Monday 19 March 2007

Open DOCX using C# to extract text for search engine

Parsing text-content out of different file formats for Searcharoo (or other search engines) can be accomplished a number of ways, including writing your own parser (eg. not too difficult for Html) or using an IFilter loader.

However there's always going to be new document types or formats where you want to build a custom parser... and today the new Word 2007 DOCX format is an example: I don't have Word 2007 installed on my PC so I doubt there's any IFilter implementations for it lying around here either.

A bit of background: the DOCX format is basically a ZIP file containing a directory-tree of Xml files, and from what I can gather the main body of a (Word 2007) DOCX file is located in word/document.xml within the main ZIP archive.

Using a .NET ZIP library based on System.IO.Compression it's relatively simple to open a DOCX file, extract the document.xml and read the InnerText, like this:
using System;
using System.IO;
using System.Xml;
using ionic.utils.zip;
... your code to populate the DOCX filename here ...
using (ZipFile zip = ZipFile.Read(filename))
{
MemoryStream stream = new MemoryStream();
zip.Extract(@"word/document.xml", stream);
stream.Seek(0, SeekOrigin.Begin); // don't forget
XmlDocument xmldoc = new XmlDocument();
xmldoc.Load(stream);
string PlainTextContent = xmldoc.DocumentElement.InnerText;
}
If you're using NET 3.0, the System.IO.Packaging.ZipPackage class is probably a better bet than the open source ZIP library for 2.0.

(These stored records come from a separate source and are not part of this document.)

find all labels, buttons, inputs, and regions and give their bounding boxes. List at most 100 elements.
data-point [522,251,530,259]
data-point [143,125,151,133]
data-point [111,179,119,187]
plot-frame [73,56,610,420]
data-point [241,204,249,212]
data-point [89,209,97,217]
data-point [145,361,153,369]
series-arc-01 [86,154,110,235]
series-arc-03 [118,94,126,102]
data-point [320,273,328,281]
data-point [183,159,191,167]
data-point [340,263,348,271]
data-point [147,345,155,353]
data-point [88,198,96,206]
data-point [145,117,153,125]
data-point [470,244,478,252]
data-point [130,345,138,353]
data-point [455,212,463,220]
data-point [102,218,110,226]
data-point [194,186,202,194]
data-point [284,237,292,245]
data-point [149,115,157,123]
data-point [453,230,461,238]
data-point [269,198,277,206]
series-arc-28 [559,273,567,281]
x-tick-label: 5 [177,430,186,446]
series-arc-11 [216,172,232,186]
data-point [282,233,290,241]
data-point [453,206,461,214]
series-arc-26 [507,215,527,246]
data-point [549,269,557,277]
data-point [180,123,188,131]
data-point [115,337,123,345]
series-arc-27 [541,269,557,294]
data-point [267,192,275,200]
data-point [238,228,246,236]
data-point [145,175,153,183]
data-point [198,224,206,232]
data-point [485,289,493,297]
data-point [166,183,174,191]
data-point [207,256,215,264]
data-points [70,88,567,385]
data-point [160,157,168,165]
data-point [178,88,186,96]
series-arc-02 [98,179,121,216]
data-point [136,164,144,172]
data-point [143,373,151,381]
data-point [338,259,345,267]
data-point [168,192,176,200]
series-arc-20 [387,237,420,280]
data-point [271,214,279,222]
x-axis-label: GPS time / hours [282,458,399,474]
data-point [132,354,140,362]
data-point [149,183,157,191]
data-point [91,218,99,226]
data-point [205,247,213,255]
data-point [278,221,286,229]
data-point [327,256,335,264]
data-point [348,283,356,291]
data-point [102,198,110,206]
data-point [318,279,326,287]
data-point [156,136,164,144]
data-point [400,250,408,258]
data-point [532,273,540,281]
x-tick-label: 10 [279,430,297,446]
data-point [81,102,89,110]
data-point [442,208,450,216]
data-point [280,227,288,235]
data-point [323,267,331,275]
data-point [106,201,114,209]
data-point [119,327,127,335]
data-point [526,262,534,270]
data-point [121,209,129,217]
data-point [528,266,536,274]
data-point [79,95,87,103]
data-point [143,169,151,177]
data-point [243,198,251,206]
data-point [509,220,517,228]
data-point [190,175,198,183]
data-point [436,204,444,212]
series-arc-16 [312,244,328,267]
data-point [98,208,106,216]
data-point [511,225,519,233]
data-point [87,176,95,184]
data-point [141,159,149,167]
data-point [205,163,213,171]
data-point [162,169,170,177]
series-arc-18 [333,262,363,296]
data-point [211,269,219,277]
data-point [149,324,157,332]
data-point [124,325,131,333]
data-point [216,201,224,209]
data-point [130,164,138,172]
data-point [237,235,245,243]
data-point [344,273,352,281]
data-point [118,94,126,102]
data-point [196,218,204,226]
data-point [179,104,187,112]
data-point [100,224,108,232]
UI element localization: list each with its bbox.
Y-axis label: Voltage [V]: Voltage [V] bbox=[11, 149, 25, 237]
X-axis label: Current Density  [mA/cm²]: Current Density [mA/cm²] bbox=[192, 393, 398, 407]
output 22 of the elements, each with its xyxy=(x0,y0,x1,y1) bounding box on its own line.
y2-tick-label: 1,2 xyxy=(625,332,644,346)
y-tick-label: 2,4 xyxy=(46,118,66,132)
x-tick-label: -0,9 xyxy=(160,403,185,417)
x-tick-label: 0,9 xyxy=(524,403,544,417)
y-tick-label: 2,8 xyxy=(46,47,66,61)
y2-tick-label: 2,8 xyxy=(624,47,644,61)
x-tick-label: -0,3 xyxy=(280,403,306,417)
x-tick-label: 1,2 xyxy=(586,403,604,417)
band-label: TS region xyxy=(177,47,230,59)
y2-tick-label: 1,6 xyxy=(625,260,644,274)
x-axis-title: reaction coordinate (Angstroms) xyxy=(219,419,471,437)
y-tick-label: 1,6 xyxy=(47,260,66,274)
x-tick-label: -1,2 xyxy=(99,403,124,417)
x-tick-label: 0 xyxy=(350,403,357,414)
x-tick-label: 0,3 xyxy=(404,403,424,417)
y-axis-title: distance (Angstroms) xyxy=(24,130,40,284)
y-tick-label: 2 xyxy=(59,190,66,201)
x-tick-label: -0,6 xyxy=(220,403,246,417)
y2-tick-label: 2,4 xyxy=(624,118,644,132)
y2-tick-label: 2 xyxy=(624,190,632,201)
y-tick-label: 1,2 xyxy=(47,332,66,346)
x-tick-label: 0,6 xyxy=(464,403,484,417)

Now to do some reading on XLSX and PPTX formats...

6 comments:

  1. PlainTextContent contains only the plain text or along with all the formating? such as bold, italic, list and all that stuff? if not is there anyway to get the text along with all the formating?

    ReplyDelete
  2. string packagePath = @"c:\tmp\test.docx";
    using (Package package = Package.Open(packagePath,FileMode.Open) ){

    PackagePart packagePart = package.GetPart(new Uri("/word/document.xml", UriKind.Relative));
    Stream stream = packagePart.GetStream();
    stream.Seek(0, SeekOrigin.Begin); // don't forget
    XmlDocument xmldoc = new XmlDocument();
    xmldoc.Load(stream);
    string PlainTextContent = xmldoc.DocumentElement.InnerText;
    }

    ReplyDelete
  3. Why is it not showing the end of line. It joins the last and first words of line. Thus I cannot search these words. Please help me with this.

    ReplyDelete
  4. Hey Muhammad,
    I think this property - xmldoc.DocumentElement.InnerText - just removes all <elements> and concatenates the resulting strings together.
    Probably what you need to do is something like this [note: pseudocode, not tested]:

    string PlainTextContent=""; // or StringBuilder
    foreach (XmlNode node in xmlDoc.DocumentElement)
    {
    PlainTextContent += node.InnerText + " ";
    // the space will seperate adjacent node-text
    }

    ReplyDelete
  5. Can u please explain the references for Package and Packagepart

    ReplyDelete
  6. Assembly: WindowsBase (in WindowsBase.dll)
    Namespace: System.IO.Packaging

    ReplyDelete

Note: only a member of this blog may post a comment.